Compliance Briefing — EDPB finalizes GDPR guidelines for video device surveillance
The European Data Protection Board adopted Version 2.0 of its Guidelines 3/2019 on processing personal data through video devices on 29 January 2020, clarifying GDPR legal bases, transparency, and retention expectations for CCTV and similar deployments.
Executive briefing: The European Data Protection Board adopted guidance (Version 2.0) on processing personal data through video devices, confirming how GDPR principles apply to CCTV, dashcams, smart doorbells, and workplace monitoring.
What changed
- Clarified acceptable lawful bases, emphasizing legitimate interests assessments and the limited use of consent for public-area surveillance.
- Expanded examples of proportionality, minimization, and retention, including masking/blacklisting and short default storage periods.
- Reinforced transparency duties: layered notices near cameras, controller identification, contact details, and links to full privacy information.
- Outlined DPIA triggers such as large-scale monitoring of publicly accessible areas or systematic observation of employees.
Why it matters
- Sets EU-wide expectations for signage, retention, and access controls that many local regulators already enforce in CCTV investigations.
- Highlights high-risk monitoring scenarios that require DPIAs and possibly prior consultation with supervisory authorities.
- Guidance applies beyond fixed CCTV to doorbells, drones, and vehicle cameras that capture bystanders.

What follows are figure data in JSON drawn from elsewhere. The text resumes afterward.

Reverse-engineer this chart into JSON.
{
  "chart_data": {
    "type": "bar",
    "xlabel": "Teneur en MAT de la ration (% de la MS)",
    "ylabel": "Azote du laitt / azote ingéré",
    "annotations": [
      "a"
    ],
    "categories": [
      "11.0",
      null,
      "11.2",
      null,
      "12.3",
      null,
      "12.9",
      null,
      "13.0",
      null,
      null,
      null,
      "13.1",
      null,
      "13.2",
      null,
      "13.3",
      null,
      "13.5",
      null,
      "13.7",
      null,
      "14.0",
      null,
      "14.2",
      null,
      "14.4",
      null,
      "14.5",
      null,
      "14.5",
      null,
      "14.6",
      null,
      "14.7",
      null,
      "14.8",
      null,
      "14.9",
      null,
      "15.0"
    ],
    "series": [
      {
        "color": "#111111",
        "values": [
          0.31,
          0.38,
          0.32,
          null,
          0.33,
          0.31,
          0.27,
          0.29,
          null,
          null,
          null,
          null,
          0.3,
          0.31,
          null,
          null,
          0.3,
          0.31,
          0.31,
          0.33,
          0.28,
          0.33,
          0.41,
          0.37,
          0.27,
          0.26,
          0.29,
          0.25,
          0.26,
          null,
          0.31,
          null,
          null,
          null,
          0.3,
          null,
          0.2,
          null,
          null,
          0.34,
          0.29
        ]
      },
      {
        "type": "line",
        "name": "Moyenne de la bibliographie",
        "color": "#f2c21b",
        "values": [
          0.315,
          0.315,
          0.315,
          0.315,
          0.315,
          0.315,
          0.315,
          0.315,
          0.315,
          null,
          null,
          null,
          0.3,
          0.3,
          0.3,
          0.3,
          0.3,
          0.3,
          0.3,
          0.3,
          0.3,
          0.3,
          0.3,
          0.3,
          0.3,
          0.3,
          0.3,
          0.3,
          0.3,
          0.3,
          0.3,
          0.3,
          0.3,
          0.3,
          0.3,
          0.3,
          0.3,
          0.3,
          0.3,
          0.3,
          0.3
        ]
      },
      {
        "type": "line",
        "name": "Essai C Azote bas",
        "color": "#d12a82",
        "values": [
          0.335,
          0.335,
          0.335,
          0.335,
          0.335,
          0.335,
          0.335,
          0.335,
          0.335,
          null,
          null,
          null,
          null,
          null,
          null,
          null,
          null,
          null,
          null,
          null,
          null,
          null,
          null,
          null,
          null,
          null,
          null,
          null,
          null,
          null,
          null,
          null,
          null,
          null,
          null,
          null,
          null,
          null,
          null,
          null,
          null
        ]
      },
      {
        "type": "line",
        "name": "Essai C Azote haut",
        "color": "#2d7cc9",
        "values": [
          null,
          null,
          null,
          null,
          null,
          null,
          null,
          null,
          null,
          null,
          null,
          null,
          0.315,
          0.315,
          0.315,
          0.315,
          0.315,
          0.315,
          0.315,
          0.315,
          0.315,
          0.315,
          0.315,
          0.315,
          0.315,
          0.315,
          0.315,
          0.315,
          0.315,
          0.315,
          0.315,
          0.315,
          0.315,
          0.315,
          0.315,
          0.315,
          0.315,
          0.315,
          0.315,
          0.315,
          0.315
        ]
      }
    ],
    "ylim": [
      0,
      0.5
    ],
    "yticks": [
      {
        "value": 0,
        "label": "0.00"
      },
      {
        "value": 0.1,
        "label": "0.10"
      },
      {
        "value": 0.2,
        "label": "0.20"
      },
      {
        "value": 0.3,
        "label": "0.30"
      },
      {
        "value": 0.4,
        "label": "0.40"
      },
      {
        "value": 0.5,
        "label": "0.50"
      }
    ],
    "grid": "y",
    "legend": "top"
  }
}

Action items for operators
- Review existing camera deployments against the guidelines; shorten default retention windows and document minimization controls such as masking and restricted viewing.
- Refresh on-site notices to include controller identity, contact, purpose, and links/QR codes to full privacy information.
- Conduct DPIAs for high-risk monitoring (public areas, workplaces, biometric features) and record legitimate interest assessments for each deployment.